The Executive Director

Sinan Ciddi

Sinan CiddiSinan Ciddi was appointed as the fourth Executive Director of the Institute of Turkish Studies, succeeding David C. Cuthell at the end of August 2011.

Ciddi was born in Turkey and educated in the United Kingdom, where he gained his Ph.D. in Political Science from the School of Oriental and African Studies, University of London in June 2007. He was previously an instructor at Sabancı University between 2004-2008 and completed his Post-Doctoral Fellowship at the same institution between 2007-2008.

He recently published a book titled Kemalism in Turkish Politics: The Republican People's Party: Secularism and Nationalism (Routledge, January 2009) focusing on the electoral weakness of the Republican People's Party.

Between 2008-2011, he established the Turkish Studies program at the University of Florida's Center for European Studies.


Book Publication

Kemalism in Turkish Politics: The Republican People's Party, Secularism and Nationalism Kemalism in Turkish Politics: The Republican People's Party, Secularism and Nationalism, (Routledge, New York and London, 2009)

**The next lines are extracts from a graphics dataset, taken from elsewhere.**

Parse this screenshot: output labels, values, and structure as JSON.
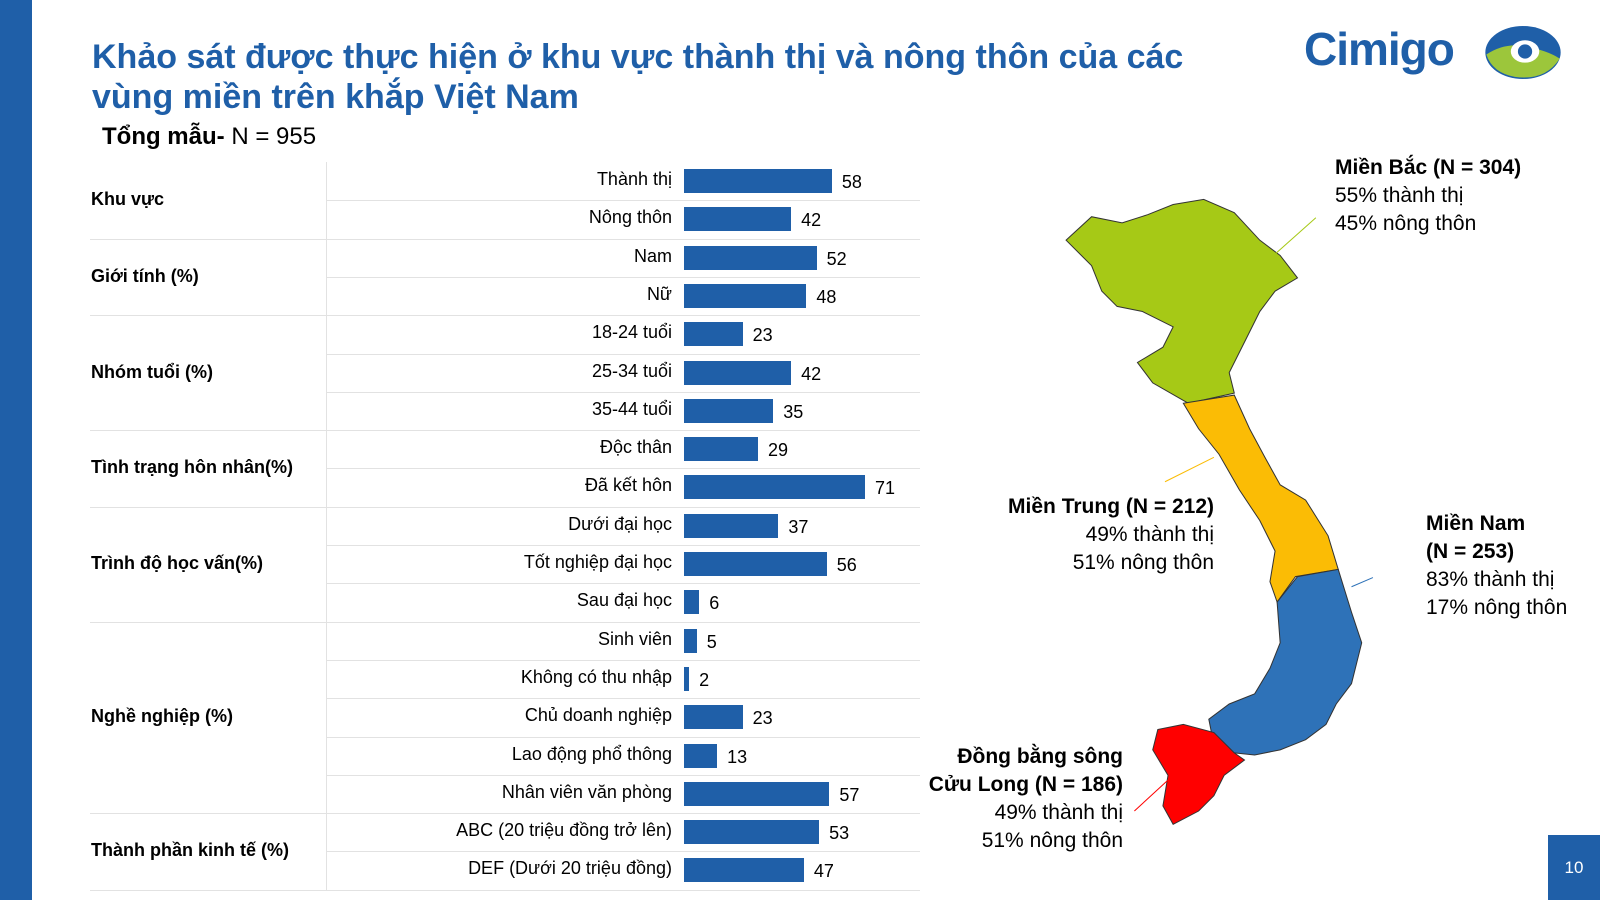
{
  "header": {
    "title": "Khảo sát được thực hiện ở khu vực thành thị và nông thôn của các vùng miền trên khắp Việt Nam",
    "sample_label": "Tổng mẫu-",
    "sample_value": "N = 955"
  },
  "logo": {
    "text": "Cimigo"
  },
  "page_number": "10",
  "colors": {
    "brand": "#1f5fa8",
    "north": "#a6c916",
    "central": "#fbbc05",
    "south": "#2e72b8",
    "mekong": "#ff0000"
  },
  "chart_data": {
    "type": "bar",
    "orientation": "horizontal",
    "unit": "%",
    "xlim": [
      0,
      75
    ],
    "groups": [
      {
        "label": "Khu vực",
        "items": [
          {
            "label": "Thành thị",
            "value": 58
          },
          {
            "label": "Nông thôn",
            "value": 42
          }
        ]
      },
      {
        "label": "Giới tính (%)",
        "items": [
          {
            "label": "Nam",
            "value": 52
          },
          {
            "label": "Nữ",
            "value": 48
          }
        ]
      },
      {
        "label": "Nhóm tuổi (%)",
        "items": [
          {
            "label": "18-24 tuổi",
            "value": 23
          },
          {
            "label": "25-34 tuổi",
            "value": 42
          },
          {
            "label": "35-44 tuổi",
            "value": 35
          }
        ]
      },
      {
        "label": "Tình trạng hôn nhân(%)",
        "items": [
          {
            "label": "Độc thân",
            "value": 29
          },
          {
            "label": "Đã kết hôn",
            "value": 71
          }
        ]
      },
      {
        "label": "Trình độ học vấn(%)",
        "items": [
          {
            "label": "Dưới đại học",
            "value": 37
          },
          {
            "label": "Tốt nghiệp đại học",
            "value": 56
          },
          {
            "label": "Sau đại học",
            "value": 6
          }
        ]
      },
      {
        "label": "Nghề nghiệp (%)",
        "items": [
          {
            "label": "Sinh viên",
            "value": 5
          },
          {
            "label": "Không có thu nhập",
            "value": 2
          },
          {
            "label": "Chủ doanh nghiệp",
            "value": 23
          },
          {
            "label": "Lao động phổ thông",
            "value": 13
          },
          {
            "label": "Nhân viên văn phòng",
            "value": 57
          }
        ]
      },
      {
        "label": "Thành phần kinh tế (%)",
        "items": [
          {
            "label": "ABC (20 triệu đồng trở lên)",
            "value": 53
          },
          {
            "label": "DEF (Dưới 20 triệu đồng)",
            "value": 47
          }
        ]
      }
    ]
  },
  "regions": {
    "north": {
      "name": "Miền Bắc (N = 304)",
      "urban": "55% thành thị",
      "rural": "45% nông thôn"
    },
    "central": {
      "name": "Miền Trung (N = 212)",
      "urban": "49% thành thị",
      "rural": "51% nông thôn"
    },
    "south": {
      "name1": "Miền Nam",
      "name2": "(N = 253)",
      "urban": "83% thành thị",
      "rural": "17% nông thôn"
    },
    "mekong": {
      "name1": "Đồng bằng sông",
      "name2": "Cửu Long (N = 186)",
      "urban": "49% thành thị",
      "rural": "51% nông thôn"
    }
  }
}
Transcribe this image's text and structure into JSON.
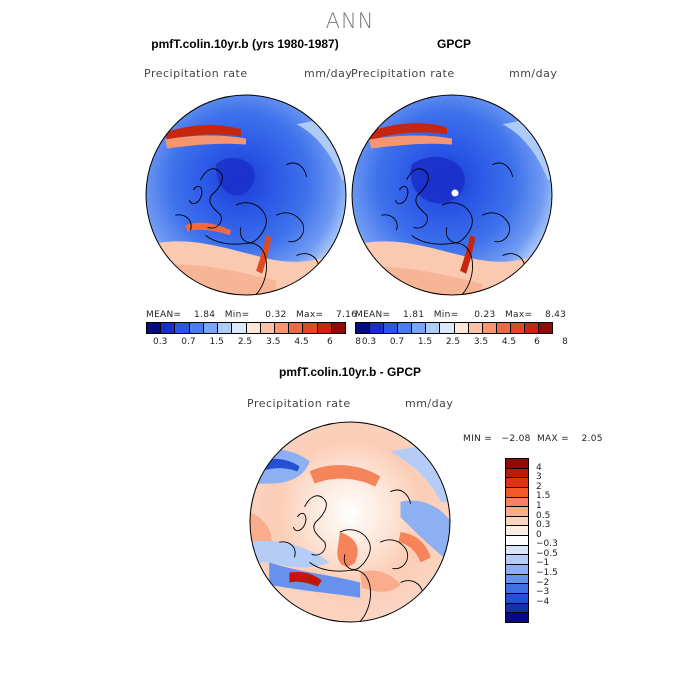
{
  "figure_title": "ANN",
  "panels": {
    "model": {
      "title": "pmfT.colin.10yr.b (yrs 1980-1987)",
      "field": "Precipitation rate",
      "units": "mm/day",
      "stats": "MEAN=    1.84   Min=     0.32   Max=    7.16"
    },
    "obs": {
      "title": "GPCP",
      "field": "Precipitation rate",
      "units": "mm/day",
      "stats": "MEAN=    1.81   Min=     0.23   Max=    8.43"
    },
    "diff": {
      "title": "pmfT.colin.10yr.b - GPCP",
      "field": "Precipitation rate",
      "units": "mm/day",
      "minmax": "MIN =   −2.08  MAX =    2.05"
    }
  },
  "colorbars": {
    "precip": {
      "colors": [
        "#0a0a80",
        "#1a2ec8",
        "#2a56e6",
        "#4a7ef0",
        "#7aa4f4",
        "#aecbf8",
        "#dde8f8",
        "#ffe6d8",
        "#fbc1a3",
        "#f59572",
        "#ee6a45",
        "#e04a22",
        "#c6260e",
        "#8e0c04"
      ],
      "tick_labels": [
        "0.3",
        "0.7",
        "1.5",
        "2.5",
        "3.5",
        "4.5",
        "6",
        "8"
      ]
    },
    "diff": {
      "colors": [
        "#8e0c04",
        "#c01808",
        "#e03210",
        "#f05a28",
        "#f5845a",
        "#f9ad8c",
        "#fcd4be",
        "#fdeee4",
        "#ffffff",
        "#d8e6fb",
        "#b4ccf6",
        "#8cb0f2",
        "#6692ee",
        "#3e70e4",
        "#2450d4",
        "#1432a8",
        "#0a0a80"
      ],
      "tick_labels": [
        "4",
        "3",
        "2",
        "1.5",
        "1",
        "0.5",
        "0.3",
        "0",
        "−0.3",
        "−0.5",
        "−1",
        "−1.5",
        "−2",
        "−3",
        "−4"
      ]
    }
  }
}
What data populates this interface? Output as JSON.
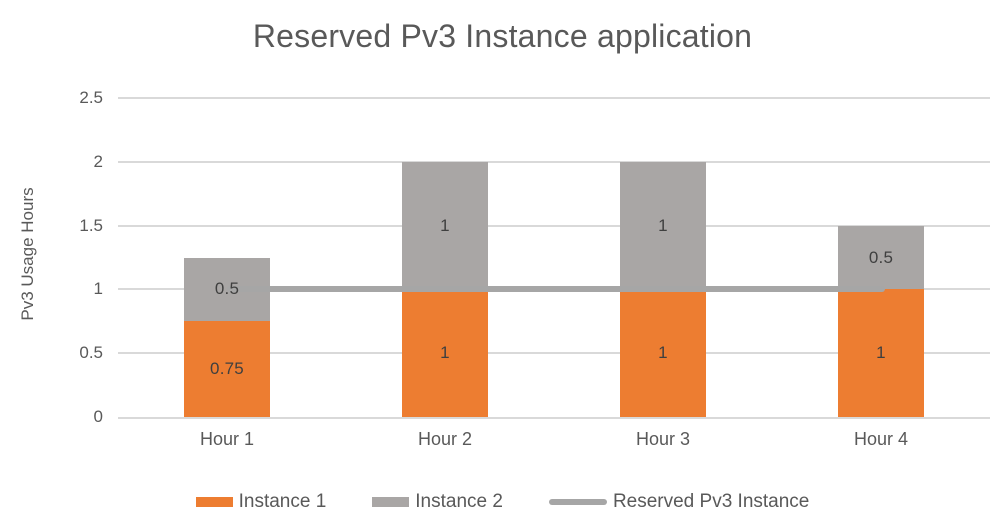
{
  "chart_data": {
    "type": "bar",
    "subtype": "stacked-column-with-line-overlay",
    "title": "Reserved Pv3 Instance application",
    "ylabel": "Pv3 Usage Hours",
    "xlabel": "",
    "categories": [
      "Hour 1",
      "Hour 2",
      "Hour 3",
      "Hour 4"
    ],
    "series": [
      {
        "name": "Instance 1",
        "type": "bar",
        "color": "#ED7D31",
        "values": [
          0.75,
          1,
          1,
          1
        ],
        "data_labels": [
          "0.75",
          "1",
          "1",
          "1"
        ]
      },
      {
        "name": "Instance 2",
        "type": "bar",
        "color": "#A9A6A5",
        "values": [
          0.5,
          1,
          1,
          0.5
        ],
        "data_labels": [
          "0.5",
          "1",
          "1",
          "0.5"
        ]
      },
      {
        "name": "Reserved Pv3 Instance",
        "type": "line",
        "color": "#A6A6A6",
        "values": [
          1,
          1,
          1,
          1
        ],
        "data_labels": [
          "",
          "",
          "",
          ""
        ]
      }
    ],
    "ylim": [
      0,
      2.5
    ],
    "yticks": [
      0,
      0.5,
      1,
      1.5,
      2,
      2.5
    ],
    "grid": true,
    "legend_position": "bottom",
    "colors": {
      "gridline": "#D9D9D9",
      "axis_text": "#595959",
      "data_label_text": "#3F3F3F",
      "title_text": "#595959"
    }
  }
}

This book is concerned with Turkey's political evolution, the role of Kemalism, and why a social democratic alternative has never fully developed. Concentrating on the electoral weaknesses of the Turkish center-left, represented by the Republican People's Party (CHP), Sinan Ciddi examines the roles of nationalism and the political establishment and the role of Kemalist ideology. Established by Kemal Atatürk, the CHP is seen to be the founding party of modern Turkey. Kemalism sought to create a secular and democratic society based on the principles of republicanism, populism, secularism, nationalism and revolutionism. Although this leftist ideology became an integral part of Turkish politics by the early 1960s, it has remained a comparatively weak representative movement. Its strong ideological stance advocates an authoritarian and exclusionary position, particularly in relation to matters such as multiculturalism and democratization, fueling many debates concerning the role of religion and nationalism within Turkey and perpetuating elements of xenophobia and intolerance. This book will be of interest to students of politics, history and current affairs, and of Turkish politics in particular.